BLAS Level 3

BLAS Level 3 are $\mathcal{O}(N^3)$ operators, and finally compute bound creating many opportunities to optimize operand reuse.

In addition to matrix-matrix multiply there are the Rank-k update operators, which are outer-products and matrix additions.

Here is a Hermitian Rank-k update:

$$ C = \alpha A A^T + \beta C, \space where \space C \space is \space Hermitian. $$

A Hermitian matrix is defined as a matrix that is equal to its Hermitian conjugate. In other words, the matrix $C$ is Hermitian if and only if $C = C^H$. Obviously a Hermitian matrix must be square.
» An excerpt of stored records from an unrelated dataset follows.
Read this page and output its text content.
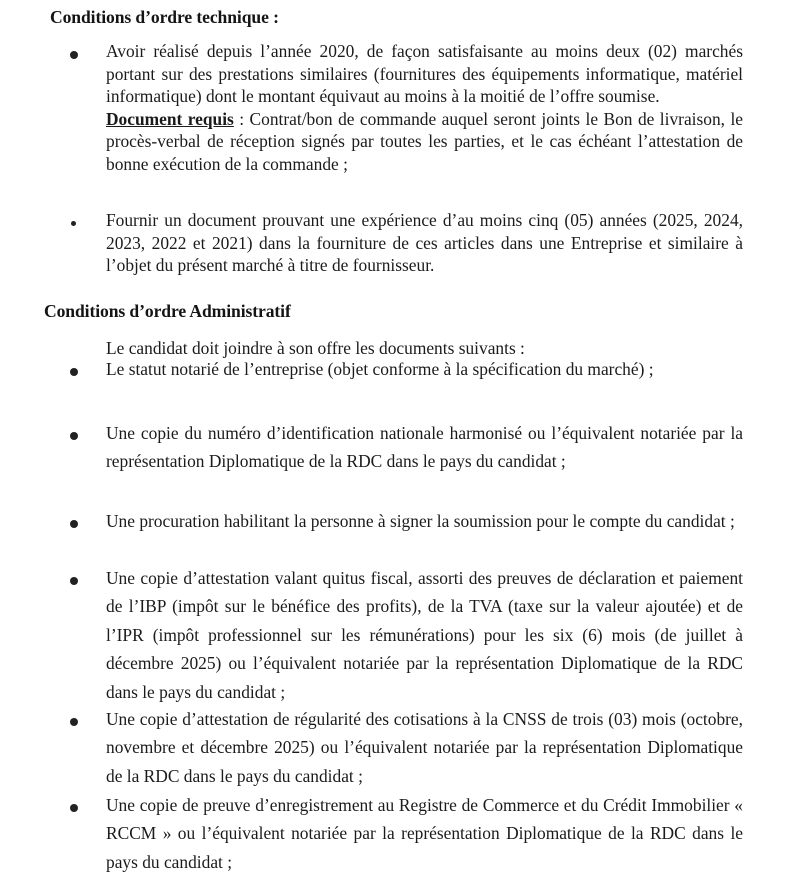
Conditions d’ordre technique :
Avoir réalisé depuis l’année 2020, de façon satisfaisante au moins deux (02) marchés portant sur des prestations similaires (fournitures des équipements informatique, matériel informatique) dont le montant équivaut au moins à la moitié de l’offre soumise.
Document requis : Contrat/bon de commande auquel seront joints le Bon de livraison, le procès-verbal de réception signés par toutes les parties, et le cas échéant l’attestation de bonne exécution de la commande ;
Fournir un document prouvant une expérience d’au moins cinq (05) années (2025, 2024, 2023, 2022 et 2021) dans la fourniture de ces articles dans une Entreprise et similaire à l’objet du présent marché à titre de fournisseur.
Conditions d’ordre Administratif
Le candidat doit joindre à son offre les documents suivants :
Le statut notarié de l’entreprise (objet conforme à la spécification du marché) ;
Une copie du numéro d’identification nationale harmonisé ou l’équivalent notariée par la représentation Diplomatique de la RDC dans le pays du candidat ;
Une procuration habilitant la personne à signer la soumission pour le compte du candidat ;
Une copie d’attestation valant quitus fiscal, assorti des preuves de déclaration et paiement de l’IBP (impôt sur le bénéfice des profits), de la TVA (taxe sur la valeur ajoutée) et de l’IPR (impôt professionnel sur les rémunérations) pour les six (6) mois (de juillet à décembre 2025) ou l’équivalent notariée par la représentation Diplomatique de la RDC dans le pays du candidat ;
Une copie d’attestation de régularité des cotisations à la CNSS de trois (03) mois (octobre, novembre et décembre 2025) ou l’équivalent notariée par la représentation Diplomatique de la RDC dans le pays du candidat ;
Une copie de preuve d’enregistrement au Registre de Commerce et du Crédit Immobilier « RCCM » ou l’équivalent notariée par la représentation Diplomatique de la RDC dans le pays du candidat ;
Hermitian matrices can be understood as the complex extension of real symmetric matrices.

Matrix-matrix multiply

We have seen this algorithm in the introduction:

compute ( (i,j,k) | 1 <= i,j,k <= N ) {
    a: a[i,j-1,k]
    b: b[i-1,j,k]
    c: c[i,j,k-1] + a[i,j-1,k] * b[i-1,j,k]
}
    

Hermitian Rank-k update

Starting from a single matrix, generating the transpose is a very expensive operator. For simplicity, let’s start with the computational phase $\alpha A A^T$.

compute ( (i,j,k) | 1 <= i,j,k <= N ) {
    a: a[i,j-1,k]
    at: at[i-1,j,k]
    if k = 1 {
        c: beta[i,j,k-1] * c[i,j,k-1] + a[i,j-1,k] * b[i-1,j,k]
    } else {
        c: c[i,j,k-1] + a[i,j-1,k] * b[i-1,j,k]
    }
}
    

Here we introduce a conditional constraint that impacts the domain of computation for a set of equations.